Truth to tell, I've found it hard to get back to the work in progress since my work frenzy before the Easter break. I've opened up the files, tinkered around a bit, and then closed them up again. Sometimes that's the way it goes, and I try to see the positive in that, because what happens is that it gets handed over to the sub-conscious, or the creative part of the mind, or whatever you want to call the magic of writing. For the past week I haven't been able to write much, not even a blog post, but I have had two important ideas for the next novel that have made me reassess what I have done so far and will improve it immeasurably.
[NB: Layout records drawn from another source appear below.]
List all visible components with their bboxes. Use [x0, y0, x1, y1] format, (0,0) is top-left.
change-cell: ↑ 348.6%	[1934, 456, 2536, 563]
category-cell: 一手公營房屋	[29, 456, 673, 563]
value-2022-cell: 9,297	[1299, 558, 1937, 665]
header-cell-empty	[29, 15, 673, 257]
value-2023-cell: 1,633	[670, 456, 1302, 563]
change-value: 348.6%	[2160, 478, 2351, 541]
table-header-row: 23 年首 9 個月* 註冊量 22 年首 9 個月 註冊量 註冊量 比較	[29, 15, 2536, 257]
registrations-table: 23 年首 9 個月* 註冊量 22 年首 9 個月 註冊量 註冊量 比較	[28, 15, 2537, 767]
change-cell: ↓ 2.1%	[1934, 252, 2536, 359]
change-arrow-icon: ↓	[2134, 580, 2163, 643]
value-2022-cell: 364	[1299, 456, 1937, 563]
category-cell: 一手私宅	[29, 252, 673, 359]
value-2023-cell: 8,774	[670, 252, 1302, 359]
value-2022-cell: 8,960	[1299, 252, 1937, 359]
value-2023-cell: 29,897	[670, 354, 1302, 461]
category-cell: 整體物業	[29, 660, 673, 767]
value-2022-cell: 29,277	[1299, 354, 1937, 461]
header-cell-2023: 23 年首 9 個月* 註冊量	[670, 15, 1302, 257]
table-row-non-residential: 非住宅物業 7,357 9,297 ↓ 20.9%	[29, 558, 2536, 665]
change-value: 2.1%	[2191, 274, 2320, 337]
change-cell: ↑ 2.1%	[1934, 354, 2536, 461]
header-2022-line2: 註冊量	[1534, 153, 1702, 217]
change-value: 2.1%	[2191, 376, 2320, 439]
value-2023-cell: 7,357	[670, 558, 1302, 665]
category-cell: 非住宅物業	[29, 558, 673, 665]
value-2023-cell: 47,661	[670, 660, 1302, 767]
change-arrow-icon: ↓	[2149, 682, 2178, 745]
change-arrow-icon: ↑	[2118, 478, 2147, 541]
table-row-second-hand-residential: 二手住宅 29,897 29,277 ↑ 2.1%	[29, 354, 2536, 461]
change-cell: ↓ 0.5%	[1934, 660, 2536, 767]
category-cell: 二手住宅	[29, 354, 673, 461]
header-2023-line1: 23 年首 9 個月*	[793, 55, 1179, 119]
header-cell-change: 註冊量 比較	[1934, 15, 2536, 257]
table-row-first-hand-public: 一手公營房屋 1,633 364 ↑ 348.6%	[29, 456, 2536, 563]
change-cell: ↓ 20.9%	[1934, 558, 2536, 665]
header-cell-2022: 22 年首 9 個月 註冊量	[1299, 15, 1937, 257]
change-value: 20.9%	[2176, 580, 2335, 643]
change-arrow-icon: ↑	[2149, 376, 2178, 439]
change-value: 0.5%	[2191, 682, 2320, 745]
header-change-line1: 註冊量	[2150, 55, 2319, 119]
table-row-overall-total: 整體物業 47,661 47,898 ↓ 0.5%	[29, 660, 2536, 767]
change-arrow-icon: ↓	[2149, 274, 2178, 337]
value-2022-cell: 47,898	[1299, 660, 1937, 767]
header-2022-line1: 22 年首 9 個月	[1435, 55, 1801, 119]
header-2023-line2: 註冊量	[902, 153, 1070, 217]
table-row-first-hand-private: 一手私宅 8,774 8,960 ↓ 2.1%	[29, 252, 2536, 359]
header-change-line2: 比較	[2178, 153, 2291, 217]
For me, the way this re-firing works is that I give myself time to wander around, observing what's all around and making connections. I take my camera everywhere. I frame shots and then reframe by enlarging and cropping the images. All the while I'm looking and thinking. These irises at the northern edge of our garden, for example. You can't be in the South of France and not connect them to Van Gogh's irises. If you look very closely, especially in the centre-right part of my photo, you can even see the same speckle of yellow weed in the field behind as in his painting.

 
This looking for detail is what Eve did, in The Lantern, and it's a way of digging in deeper, becoming aware of the interlocking of times past and the present. It's also about experience, description and interpretation, and all the points between that artists and writers have in common. And then there's reading. I read a great deal anyway, but even more when I'm not working. You simply can't be a writer if you're not a reader in the first place.
 
Jeanette Winterson is a brave and brilliant writer who looks deep and makes every word count, and at the end of her novel Lighthousekeeping I found an interview with her in which she perfectly expresses how I feel about the way novels can explore the wild uproar of life while offering the security and order to be found in connections and patterns.
 
"Storytelling is a way of establishing connections, imaginative connections for ourselves, a way of joining up disparate material and making sense of the world. (...) I think that art is one way of discovering a genuine and unforced pattern in our lives and in the world around us and that's why writing can never be formulaic: it can never be done according to plan because it arises from a deeper part of the self which I think is less neurotic than the conscious mind and less afraid of not immediately having a shape to put on every new situation. (...) Nothing in the story ever quite works out in the way you imagine it will: there are always surprises, there are always twists and turns."
 
"...doing things slowly and doing things well - finding time for your friends, cooking properly, reading, going for walks, playing - all of the things which apparently yield no results. You don't make money that way and you don't get on in life that way, but what you get is something much more important. You get space for your mind. We don't have a lot of that and, of course, you can't believe in art in the way that I do and not believe that people need space for the mind, to slow down and to find time."
 
And as a final illustration of the point, here are the same irises, photographed from a different angle, with the setting sun in the west. A completely different set of plants, you might think, but no. Just the way the light has struck them.